Characterized by a difficult approach and longish descent with three great pitches of roped climbing this climb is an off the beaten track, classic Yosemite adventure climb. Approach by walking up and right from the toe of Lower Brother, taking a left at the first major ramp system. From here 250 feet of scrambling (some 4th or maybe easy 5th) will take you to the base of the route.

P1: Two options, a 5.7 exciting chimney or a 5.9 flake, we took the chimney and weren't disappointed. Belay at the highest ledge at the base of a perfect thin hands splitter.

P2: Climb the excellent splitter. Pass an old bolt casing (optional belay) and continue up the left facing corner. Lots of hands to off hands with an awkward bulge/horn to pass on this part of the pitch. Belay at a nice ledge with trees after 175 feet.

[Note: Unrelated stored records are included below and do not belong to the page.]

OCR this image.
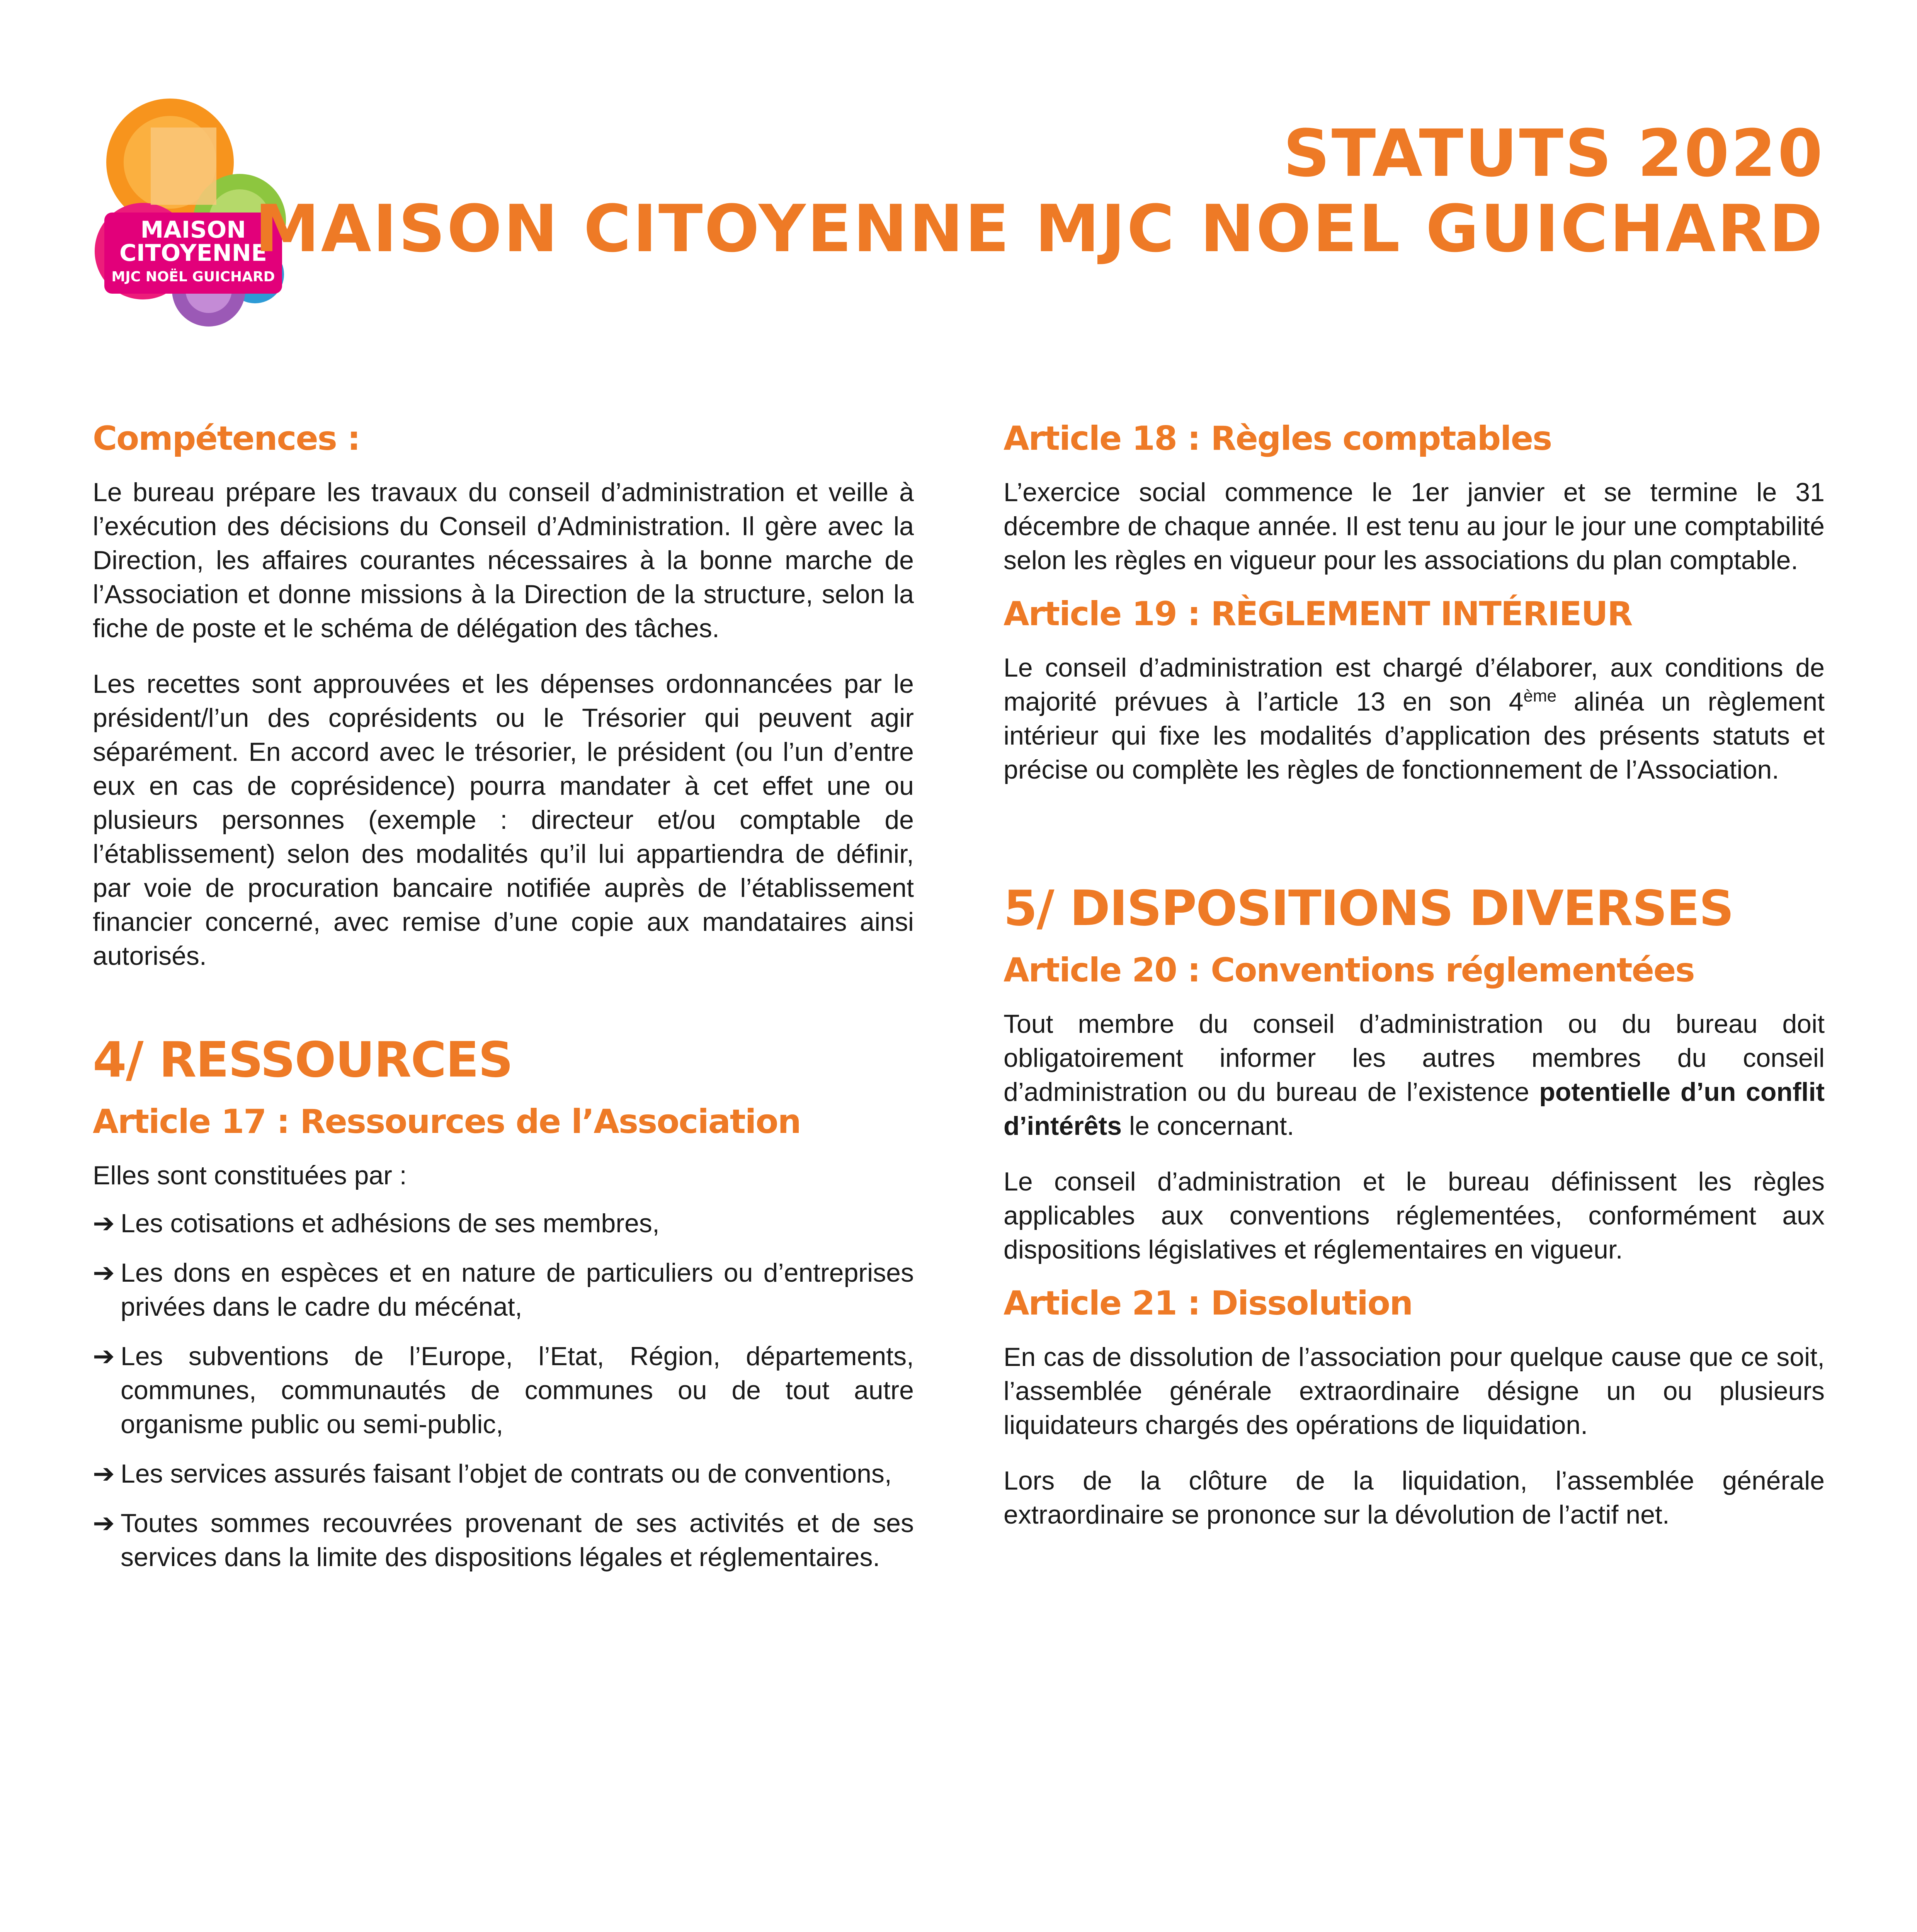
MAISON
CITOYENNE
MJC NOËL GUICHARD
STATUTS 2020
MAISON CITOYENNE MJC NOEL GUICHARD
Compétences :

Le bureau prépare les travaux du conseil d’administration et veille à l’exécution des décisions du Conseil d’Administration. Il gère avec la Direction, les affaires courantes nécessaires à la bonne marche de l’Association et donne missions à la Direction de la structure, selon la fiche de poste et le schéma de délégation des tâches.

Les recettes sont approuvées et les dépenses ordonnancées par le président/l’un des coprésidents ou le Trésorier qui peuvent agir séparément. En accord avec le trésorier, le président (ou l’un d’entre eux en cas de coprésidence) pourra mandater à cet effet une ou plusieurs personnes (exemple : directeur et/ou comptable de l’établissement) selon des modalités qu’il lui appartiendra de définir, par voie de procuration bancaire notifiée auprès de l’établissement financier concerné, avec remise d’une copie aux mandataires ainsi autorisés.

4/ RESSOURCES
Article 17 : Ressources de l’Association

Elles sont constituées par :

➔ Les cotisations et adhésions de ses membres,
➔ Les dons en espèces et en nature de particuliers ou d’entreprises privées dans le cadre du mécénat,
➔ Les subventions de l’Europe, l’Etat, Région, départements, communes, communautés de communes ou de tout autre organisme public ou semi-public,
➔ Les services assurés faisant l’objet de contrats ou de conventions,
➔ Toutes sommes recouvrées provenant de ses activités et de ses services dans la limite des dispositions légales et réglementaires.
Article 18 : Règles comptables

L’exercice social commence le 1er janvier et se termine le 31 décembre de chaque année. Il est tenu au jour le jour une comptabilité selon les règles en vigueur pour les associations du plan comptable.

Article 19 : RÈGLEMENT INTÉRIEUR

Le conseil d’administration est chargé d’élaborer, aux conditions de majorité prévues à l’article 13 en son 4ème alinéa un règlement intérieur qui fixe les modalités d’application des présents statuts et précise ou complète les règles de fonctionnement de l’Association.

5/ DISPOSITIONS DIVERSES
Article 20 : Conventions réglementées

Tout membre du conseil d’administration ou du bureau doit obligatoirement informer les autres membres du conseil d’administration ou du bureau de l’existence potentielle d’un conflit d’intérêts le concernant.

Le conseil d’administration et le bureau définissent les règles applicables aux conventions réglementées, conformément aux dispositions législatives et réglementaires en vigueur.

Article 21 : Dissolution

En cas de dissolution de l’association pour quelque cause que ce soit, l’assemblée générale extraordinaire désigne un ou plusieurs liquidateurs chargés des opérations de liquidation.

Lors de la clôture de la liquidation, l’assemblée générale extraordinaire se prononce sur la dévolution de l’actif net.
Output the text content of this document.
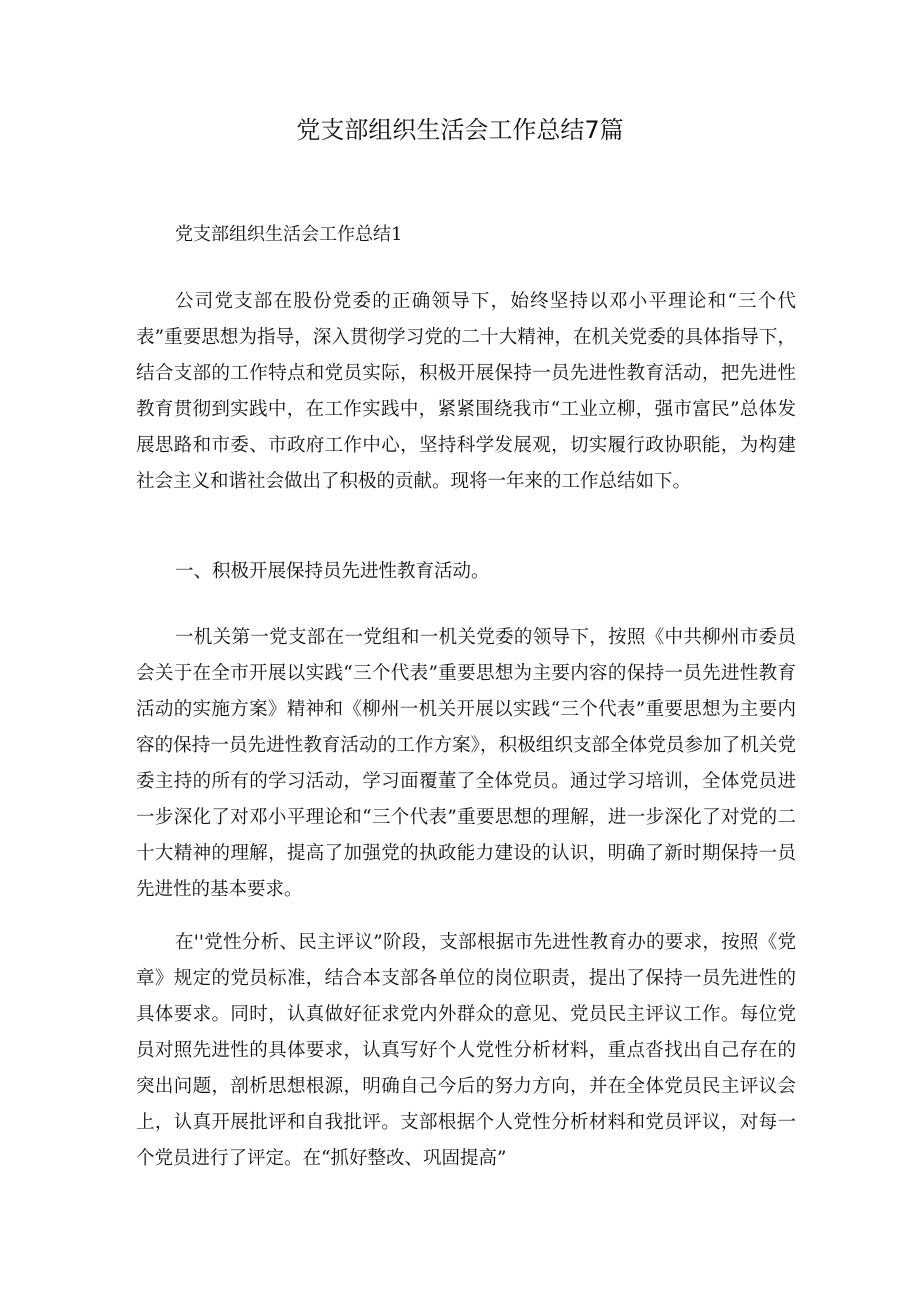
党支部组织生活会工作总结7篇

党支部组织生活会工作总结1

公司党支部在股份党委的正确领导下，始终坚持以邓小平理论和“三个代表”重要思想为指导，深入贯彻学习党的二十大精神，在机关党委的具体指导下，结合支部的工作特点和党员实际，积极开展保持一员先进性教育活动，把先进性教育贯彻到实践中，在工作实践中，紧紧围绕我市“工业立柳，强市富民”总体发展思路和市委、市政府工作中心，坚持科学发展观，切实履行政协职能，为构建社会主义和谐社会做出了积极的贡献。现将一年来的工作总结如下。

一、积极开展保持员先进性教育活动。

一机关第一党支部在一党组和一机关党委的领导下，按照《中共柳州市委员会关于在全市开展以实践“三个代表”重要思想为主要内容的保持一员先进性教育活动的实施方案》精神和《柳州一机关开展以实践“三个代表”重要思想为主要内容的保持一员先进性教育活动的工作方案》，积极组织支部全体党员参加了机关党委主持的所有的学习活动，学习面覆董了全体党员。通过学习培训，全体党员进一步深化了对邓小平理论和“三个代表”重要思想的理解，进一步深化了对党的二十大精神的理解，提高了加强党的执政能力建设的认识，明确了新时期保持一员先进性的基本要求。

在''党性分析、民主评议”阶段，支部根据市先进性教育办的要求，按照《党章》规定的党员标准，结合本支部各单位的岗位职责，提出了保持一员先进性的具体要求。同时，认真做好征求党内外群众的意见、党员民主评议工作。每位党员对照先进性的具体要求，认真写好个人党性分析材料，重点沓找出自己存在的突出问题，剖析思想根源，明确自己今后的努力方向，并在全体党员民主评议会上，认真开展批评和自我批评。支部根据个人党性分析材料和党员评议，对每一个党员进行了评定。在“抓好整改、巩固提高”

P3: Again a couple options; we continued up the most logical line, the groove to OW corner. The intimidating OW above isn't too bad with lieback techniques and a 5" piece. Continue with the chimney above and belay on another comfortable ledge.

Location Suggest change

To descend, first climb up another 200-300 feet (some 4th or easy 5th class) to the base of the upper headwall, then descend climber's left down Michael's Ledge. There isn't much of a trail and almost no cairns, so use your best judgement as for when to get off the ledges. Its best not to leave anything at the base as the descent doesn't take you anywhere near the start of the climb.

Protection Suggest change

nuts, double cams .6-3", single 4", slings. Optional extra 1.5-3" and/or a 5" piece.